In truth, what Bay was really missing was basic presentation skills.  In this case, we were not counting how many times he said "um" or if he was pacing the stage like a caged tiger.  We were horrified by how a simple teleprompter challenge completely dismantled this Hollywood heavyweight.  Had Bay been properly trained in how to handle himself in this type of situation, his nerves would not have gotten the best of him. 

 

What really happened is this:  Bay lost his place with the teleprompter and all he could hear in his head was "I don't remember what I am supposed to say."  His heart rate climbed, his sweat glands went into overdrive and he no longer had any control over what he was doing.  And, while he tried to convince the audience - and moreso himself - that he could "wing it," the minute he started speaking extemperaneously, he fell apart.  His mind was too focused on the glitch and he could not calm himself down enough to speak from the heart.  Bay knows how to talk about his films.  He has been interviewed hundreds or thousands of times about his moviemaking.  He has given countless interviews and, with composure, has again and again shared his perspective on what makes his films great.

 

Everyone is talking about how unprepared Bay was.  He didn't practice the content ahead of time.
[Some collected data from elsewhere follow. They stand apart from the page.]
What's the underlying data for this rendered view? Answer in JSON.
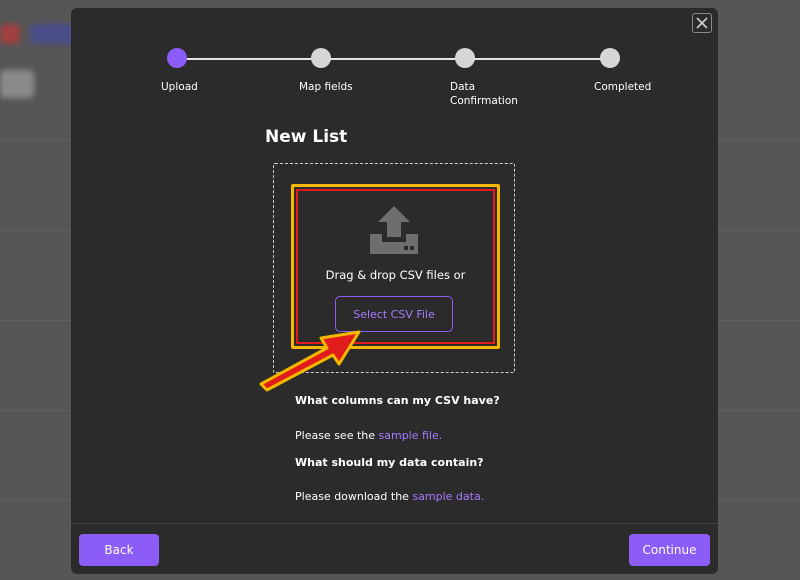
{
  "modal": {
    "title": "New List",
    "close_icon": "close-icon"
  },
  "stepper": {
    "steps": [
      {
        "label": "Upload",
        "state": "active"
      },
      {
        "label": "Map fields",
        "state": "pending"
      },
      {
        "label": "Data Confirmation",
        "state": "pending"
      },
      {
        "label": "Completed",
        "state": "pending"
      }
    ]
  },
  "dropzone": {
    "icon": "upload-icon",
    "prompt": "Drag & drop CSV files or",
    "select_button": "Select CSV File"
  },
  "info": {
    "columns_question": "What columns can my CSV have?",
    "columns_text": "Please see the",
    "columns_link": "sample file.",
    "data_question": "What should my data contain?",
    "data_text": "Please download the",
    "data_link": "sample data."
  },
  "footer": {
    "back_label": "Back",
    "continue_label": "Continue"
  },
  "colors": {
    "accent": "#8b5cf6",
    "modal_bg": "#2b2b2b",
    "highlight_outer": "#f5b800",
    "highlight_inner": "#e21b1b"
  }
}
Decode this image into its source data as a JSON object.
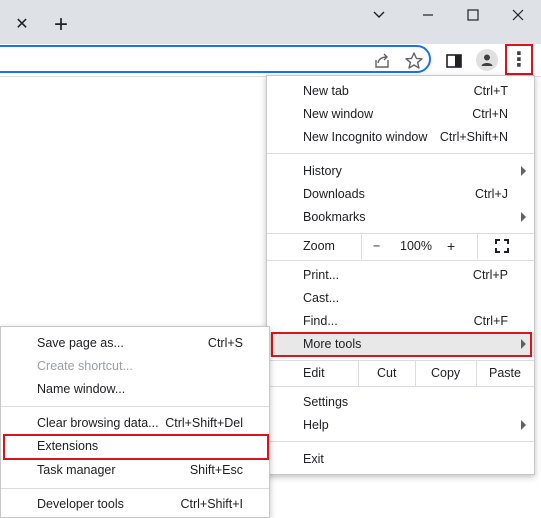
{
  "window_controls": {
    "tab_close": "✕",
    "new_tab": "+"
  },
  "toolbar": {
    "kebab_glyph": "⋮"
  },
  "main_menu": {
    "new_tab": {
      "label": "New tab",
      "shortcut": "Ctrl+T"
    },
    "new_window": {
      "label": "New window",
      "shortcut": "Ctrl+N"
    },
    "new_incognito": {
      "label": "New Incognito window",
      "shortcut": "Ctrl+Shift+N"
    },
    "history": {
      "label": "History"
    },
    "downloads": {
      "label": "Downloads",
      "shortcut": "Ctrl+J"
    },
    "bookmarks": {
      "label": "Bookmarks"
    },
    "zoom": {
      "label": "Zoom",
      "minus": "−",
      "value": "100%",
      "plus": "+"
    },
    "print": {
      "label": "Print...",
      "shortcut": "Ctrl+P"
    },
    "cast": {
      "label": "Cast..."
    },
    "find": {
      "label": "Find...",
      "shortcut": "Ctrl+F"
    },
    "more_tools": {
      "label": "More tools"
    },
    "edit": {
      "label": "Edit",
      "cut": "Cut",
      "copy": "Copy",
      "paste": "Paste"
    },
    "settings": {
      "label": "Settings"
    },
    "help": {
      "label": "Help"
    },
    "exit": {
      "label": "Exit"
    }
  },
  "sub_menu": {
    "save_page": {
      "label": "Save page as...",
      "shortcut": "Ctrl+S"
    },
    "create_shortcut": {
      "label": "Create shortcut..."
    },
    "name_window": {
      "label": "Name window..."
    },
    "clear_data": {
      "label": "Clear browsing data...",
      "shortcut": "Ctrl+Shift+Del"
    },
    "extensions": {
      "label": "Extensions"
    },
    "task_manager": {
      "label": "Task manager",
      "shortcut": "Shift+Esc"
    },
    "developer_tools": {
      "label": "Developer tools",
      "shortcut": "Ctrl+Shift+I"
    }
  },
  "colors": {
    "highlight_outline": "#d9141b",
    "omnibox_focus": "#1a73e8",
    "titlebar": "#dee1e6"
  }
}
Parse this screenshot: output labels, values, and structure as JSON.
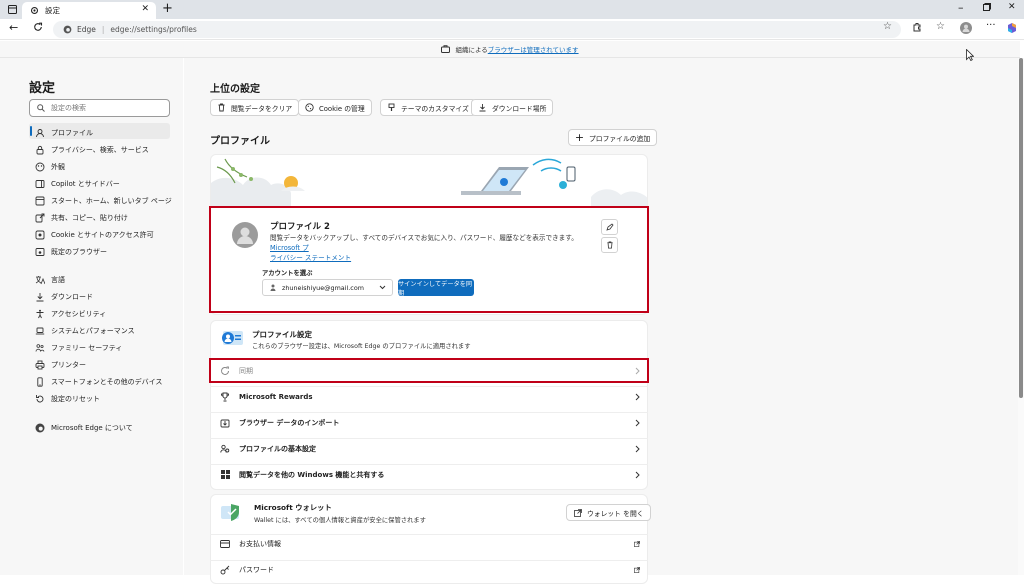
{
  "tab": {
    "title": "設定"
  },
  "address": {
    "site_label": "Edge",
    "url": "edge://settings/profiles"
  },
  "infobar": {
    "prefix": "組織による",
    "link": "ブラウザーは管理されています"
  },
  "sidebar": {
    "title": "設定",
    "search_placeholder": "設定の検索",
    "items": [
      {
        "label": "プロファイル",
        "icon": "profile-icon",
        "active": true
      },
      {
        "label": "プライバシー、検索、サービス",
        "icon": "lock-icon"
      },
      {
        "label": "外観",
        "icon": "appearance-icon"
      },
      {
        "label": "Copilot とサイドバー",
        "icon": "sidebar-icon"
      },
      {
        "label": "スタート、ホーム、新しいタブ ページ",
        "icon": "home-icon"
      },
      {
        "label": "共有、コピー、貼り付け",
        "icon": "share-icon"
      },
      {
        "label": "Cookie とサイトのアクセス許可",
        "icon": "cookie-icon"
      },
      {
        "label": "既定のブラウザー",
        "icon": "browser-icon"
      },
      {
        "label": "言語",
        "icon": "language-icon"
      },
      {
        "label": "ダウンロード",
        "icon": "download-icon"
      },
      {
        "label": "アクセシビリティ",
        "icon": "accessibility-icon"
      },
      {
        "label": "システムとパフォーマンス",
        "icon": "laptop-icon"
      },
      {
        "label": "ファミリー セーフティ",
        "icon": "family-icon"
      },
      {
        "label": "プリンター",
        "icon": "printer-icon"
      },
      {
        "label": "スマートフォンとその他のデバイス",
        "icon": "phone-icon"
      },
      {
        "label": "設定のリセット",
        "icon": "reset-icon"
      },
      {
        "label": "Microsoft Edge について",
        "icon": "edge-icon"
      }
    ]
  },
  "top_settings": {
    "title": "上位の設定",
    "buttons": [
      {
        "label": "閲覧データをクリア",
        "icon": "trash-icon"
      },
      {
        "label": "Cookie の管理",
        "icon": "cookie-icon"
      },
      {
        "label": "テーマのカスタマイズ",
        "icon": "brush-icon"
      },
      {
        "label": "ダウンロード場所",
        "icon": "download-icon"
      }
    ]
  },
  "profiles": {
    "title": "プロファイル",
    "add_button": "プロファイルの追加",
    "profile_name": "プロファイル 2",
    "description": "閲覧データをバックアップし、すべてのデバイスでお気に入り、パスワード、履歴などを表示できます。",
    "privacy_link_a": "Microsoft プ",
    "privacy_link_b": "ライバシー ステートメント",
    "account_label": "アカウントを選ぶ",
    "account_value": "zhuneishiyue@gmail.com",
    "signin_button": "サインインしてデータを同期"
  },
  "profile_settings": {
    "title": "プロファイル設定",
    "subtitle": "これらのブラウザー設定は、Microsoft Edge のプロファイルに適用されます"
  },
  "rows": [
    {
      "label": "同期",
      "icon": "sync-icon",
      "disabled": true
    },
    {
      "label": "Microsoft Rewards",
      "icon": "trophy-icon"
    },
    {
      "label": "ブラウザー データのインポート",
      "icon": "import-icon"
    },
    {
      "label": "プロファイルの基本設定",
      "icon": "people-icon"
    },
    {
      "label": "閲覧データを他の Windows 機能と共有する",
      "icon": "windows-icon"
    }
  ],
  "wallet": {
    "title": "Microsoft ウォレット",
    "subtitle": "Wallet には、すべての個人情報と資産が安全に保管されます",
    "open_button": "ウォレット を開く",
    "payment": "お支払い情報",
    "password": "パスワード"
  },
  "colors": {
    "accent": "#0f6cbd",
    "highlight": "#c00018"
  }
}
That may be true.  But, Bay has also not been well trained as a public speaker.  If he had been, he would have used his skills to regain composure and volley the ball back to the moderator while he thought for a moment about what to say.  The moderator, a well-trainer speaker, deftly moved the conversation to the TV when he saw that Bay was struggling.  In fact, had Bay stuck it out, the moderator would have navigated him through the entire presentation and, hopefully, gotten him back on track with the prompter.

 

We all watched that video and imagined ourselves up there, reinforcing every fear we have about public speaking.  What we may not be thinking about, however, is that the key to successful presentations is not knowing your content but knowing how to leverage your mechanical skills.  Overcoming the fright is more about having control over yourself and getting comfortable with your ability to engage the audience.  Bay was so dependent on the content on the teleprompter because he did not feel confident about his abilities as a presenter.  If a skilled speaker, like President Obama, for instance, had lost his prompter (and this has probably happened to him more than once), he would tap into his basic communication skills to either fill the gap until he got back on script or ad lib his way to the end.

 

Our audiences receive messages from us in three main ways - visually (how we look), vocally (how we sound), and verbally (what we say).  The verbal portion only represents 7% of how the audience perceives us.  So, with that in mind, the CES audience would have engaged with Bay had he shared in a confident way that his teleprompter had malfunctioned and wanted to chat a little bit about his movies and this really cool new TV.  If he made eye contact with the audience, stood tall and spoke loudly and directly, no one would have cared if he missed some of the key features of the TV.  Well, Samsung might have but they were smart enough to have a moderator there to make sure to fill in the gaps.

 

When you look at the Michael Bay video (and it is really painful to watch) and reflect on this, relating to your own fears of public speaking, don't get fooled into believing his lack of content was his downfall.  It was his lack of training and refined skills as a speaker that crushed him.  A little training goes a long way to mask a multitude of problems.